К большому неудовольствию Стрикланда, Анаягам посмеивался чуть ли не на протяжении всего фильма. В поведении Мэри Мелиш проступало нечто, похожее на тихое удовлетворение, и это тоже представлялось Стрикланду дурным предзнаменованием. Ему неожиданно показалось, что фильм совершенно не отражает того, ради чего он замышлялся. На какое-то мгновение он даже не смог сосредоточиться на исходных установках.
Когда вспыхнул свет, Анаягам повернулся к нему и еще раз хохотнул.

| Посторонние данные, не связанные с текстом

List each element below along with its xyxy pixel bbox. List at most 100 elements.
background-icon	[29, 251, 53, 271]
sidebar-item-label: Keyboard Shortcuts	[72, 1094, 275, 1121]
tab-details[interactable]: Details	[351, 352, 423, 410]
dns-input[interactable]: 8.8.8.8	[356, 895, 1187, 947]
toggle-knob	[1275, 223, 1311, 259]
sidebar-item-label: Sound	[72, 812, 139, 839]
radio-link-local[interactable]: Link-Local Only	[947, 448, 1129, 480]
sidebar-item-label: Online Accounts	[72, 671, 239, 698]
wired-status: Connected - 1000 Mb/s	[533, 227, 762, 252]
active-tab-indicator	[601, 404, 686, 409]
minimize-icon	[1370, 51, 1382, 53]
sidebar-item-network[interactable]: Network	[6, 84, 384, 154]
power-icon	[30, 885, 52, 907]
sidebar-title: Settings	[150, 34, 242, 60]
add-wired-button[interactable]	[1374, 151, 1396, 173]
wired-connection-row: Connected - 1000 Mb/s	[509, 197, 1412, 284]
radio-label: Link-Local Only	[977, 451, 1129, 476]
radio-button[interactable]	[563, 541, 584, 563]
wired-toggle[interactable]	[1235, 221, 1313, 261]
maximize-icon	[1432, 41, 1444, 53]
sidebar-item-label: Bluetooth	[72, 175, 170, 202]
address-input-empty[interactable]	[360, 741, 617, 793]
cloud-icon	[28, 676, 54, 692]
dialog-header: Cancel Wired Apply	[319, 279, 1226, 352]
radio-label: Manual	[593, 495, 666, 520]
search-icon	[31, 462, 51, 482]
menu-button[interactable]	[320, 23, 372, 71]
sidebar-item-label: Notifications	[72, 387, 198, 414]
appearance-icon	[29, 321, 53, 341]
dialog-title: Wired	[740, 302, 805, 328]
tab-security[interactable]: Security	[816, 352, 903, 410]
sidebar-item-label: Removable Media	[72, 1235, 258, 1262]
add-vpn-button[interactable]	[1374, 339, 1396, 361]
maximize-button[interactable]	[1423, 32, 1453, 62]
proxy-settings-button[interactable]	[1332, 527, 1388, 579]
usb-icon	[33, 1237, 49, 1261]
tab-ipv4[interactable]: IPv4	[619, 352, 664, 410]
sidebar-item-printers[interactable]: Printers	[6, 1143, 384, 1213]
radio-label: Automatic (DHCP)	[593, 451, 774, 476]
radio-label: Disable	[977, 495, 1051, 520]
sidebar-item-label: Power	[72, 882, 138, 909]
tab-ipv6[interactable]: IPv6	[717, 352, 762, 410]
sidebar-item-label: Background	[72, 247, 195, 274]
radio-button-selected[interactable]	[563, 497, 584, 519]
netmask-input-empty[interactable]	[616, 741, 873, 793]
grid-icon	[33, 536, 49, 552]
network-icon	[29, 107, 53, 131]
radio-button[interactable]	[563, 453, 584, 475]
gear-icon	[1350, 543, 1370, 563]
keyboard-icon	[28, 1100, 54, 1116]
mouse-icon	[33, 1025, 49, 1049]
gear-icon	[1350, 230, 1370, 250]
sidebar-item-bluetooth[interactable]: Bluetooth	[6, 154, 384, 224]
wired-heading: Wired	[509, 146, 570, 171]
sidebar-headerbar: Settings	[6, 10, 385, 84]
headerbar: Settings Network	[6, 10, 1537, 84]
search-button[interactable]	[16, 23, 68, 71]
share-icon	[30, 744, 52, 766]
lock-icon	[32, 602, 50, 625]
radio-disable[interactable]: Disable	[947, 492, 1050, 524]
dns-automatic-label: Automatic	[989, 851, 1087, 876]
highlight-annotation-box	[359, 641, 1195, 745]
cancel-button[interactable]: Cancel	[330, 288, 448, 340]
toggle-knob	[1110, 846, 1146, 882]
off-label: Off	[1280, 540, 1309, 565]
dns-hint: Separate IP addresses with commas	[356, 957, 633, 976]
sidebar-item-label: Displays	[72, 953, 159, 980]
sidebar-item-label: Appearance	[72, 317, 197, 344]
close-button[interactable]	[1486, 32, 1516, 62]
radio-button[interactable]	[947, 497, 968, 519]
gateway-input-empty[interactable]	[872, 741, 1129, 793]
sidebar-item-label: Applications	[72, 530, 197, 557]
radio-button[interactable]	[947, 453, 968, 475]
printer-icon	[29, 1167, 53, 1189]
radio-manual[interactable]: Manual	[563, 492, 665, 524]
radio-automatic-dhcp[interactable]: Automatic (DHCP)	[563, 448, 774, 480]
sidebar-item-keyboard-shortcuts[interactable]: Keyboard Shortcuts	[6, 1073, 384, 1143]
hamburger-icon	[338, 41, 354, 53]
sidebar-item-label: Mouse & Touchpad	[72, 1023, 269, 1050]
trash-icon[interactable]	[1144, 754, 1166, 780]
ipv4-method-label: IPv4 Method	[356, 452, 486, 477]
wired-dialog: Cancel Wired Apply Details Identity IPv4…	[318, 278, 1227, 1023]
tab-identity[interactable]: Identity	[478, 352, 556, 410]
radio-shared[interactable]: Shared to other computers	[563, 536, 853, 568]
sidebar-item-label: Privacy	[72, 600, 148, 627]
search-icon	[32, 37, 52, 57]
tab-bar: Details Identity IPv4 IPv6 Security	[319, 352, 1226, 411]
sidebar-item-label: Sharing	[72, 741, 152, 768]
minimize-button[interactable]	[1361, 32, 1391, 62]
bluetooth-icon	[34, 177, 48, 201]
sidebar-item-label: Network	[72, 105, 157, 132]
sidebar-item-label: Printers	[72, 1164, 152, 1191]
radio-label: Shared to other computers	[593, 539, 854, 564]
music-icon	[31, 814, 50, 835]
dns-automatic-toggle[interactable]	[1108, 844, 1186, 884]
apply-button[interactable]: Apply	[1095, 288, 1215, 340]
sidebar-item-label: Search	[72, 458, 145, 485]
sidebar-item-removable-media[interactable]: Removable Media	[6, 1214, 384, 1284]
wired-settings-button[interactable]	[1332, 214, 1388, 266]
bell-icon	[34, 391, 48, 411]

– Очень хорошо. Довольно утонченно. Не по-американски.
– Вы уверены, что хорошо? – вежливо поинтересовался Стрикланд.
– Да, фильм хорош, хорош, – оживленно заговорил продюсер. В клетчатой рубашке и вязаном галстуке, убеленный сединами и круглолицый, он был бы похож на английского сквайра, будь его кожа погрубее и с оттенком, который придает неумеренное потребление виски. В его глазах Стрикланд заметил огонек лукавства.
– Интересно, насколько вы искренни?
– Я не знаю, что вы называете искренностью, – заметил Стрикланд. – Фильм отражает существующую там ситуацию.
– Правда прекрасна. Вам не кажется? – Анаягам повернулся к мисс Мелиш, и Стрикланду показалось, что он вот-вот подмигнет ей. – Я считаю, что в кино правда прекрасна.
– Вполне резонно, – согласился Стрикланд.
– У вас глубоко проникающий взгляд, – продолжал Анаягам. – Вы грубый насильник.
– Благодарю, – отозвался Стрикланд.
– Вы знаете, что говорится в законе об изнасиловании? – игриво спросил Анаягам. Его вопрос был адресован прежде всего мисс Мелиш, а потом уже к Стрикланду. – В нем говорится, что проникновение, каким бы незначительным оно ни было, является достаточным основанием для предъявления обвинения в совершении преступления.
– Разве это правильно? – спросил Стрикланд.
– Проникновение, – повторил Анаягам, – каким бы незначительным оно ни было.
Они вышли из затемненного зала в коридор. Вдоль багровой стены стояли выстроенные в ряд металлические стулья с сиденьями, обтянутыми красным кожзаменителем. Напротив в рамке висела афиша труппы «Мимы Сан-Франциско».
– Греческая гробница в поэме Китса отображает изнасилование, – сказал Анаягам в шутовской манере. – Тем не менее мы говорим: правда прекрасна. И это, безусловно, так.
Стрикланд изобразил на лице вежливую улыбку.
– Некоторые из ваших объектов, мистер Стрикланд, могут почувствовать себя оскорбленными, когда увидят ваш фильм.
– Могут. Но при этом они узнают себя.
– У вас в фильме сплошная политика, мистер Стрикланд. Это не в духе времени.
Стрикланд начал заикаться.
– Она п… присутствует в моих спектаклях постольку, поскольку…
– В спектаклях? Вы это так называете?
– Совершенно верно, – сказал Стрикланд.
– Вы что, режиссер-постановщик?
– Да, – согласился Стрикланд.
Анаягам усмехнулся.
– Опасный род занятий в нашей индустрии развлечений.
– Это лучший род занятий, – парировал Стрикланд. Анаягам ушел и оставил их вдвоем с Мэри Мелиш.
– На самом деле, фильм понравился ему, – успокоила она Стрикланда.
Он окинул ее быстрым, изучающим взглядом. Это была высокая и симпатичная женщина, с острым взглядом синих глаз и волевым подбородком.
– В самом деле?
– Я уверена в этом, Рональд. А вы хотели побольше комплиментов? У вас что, комплекс или что-то в этом роде?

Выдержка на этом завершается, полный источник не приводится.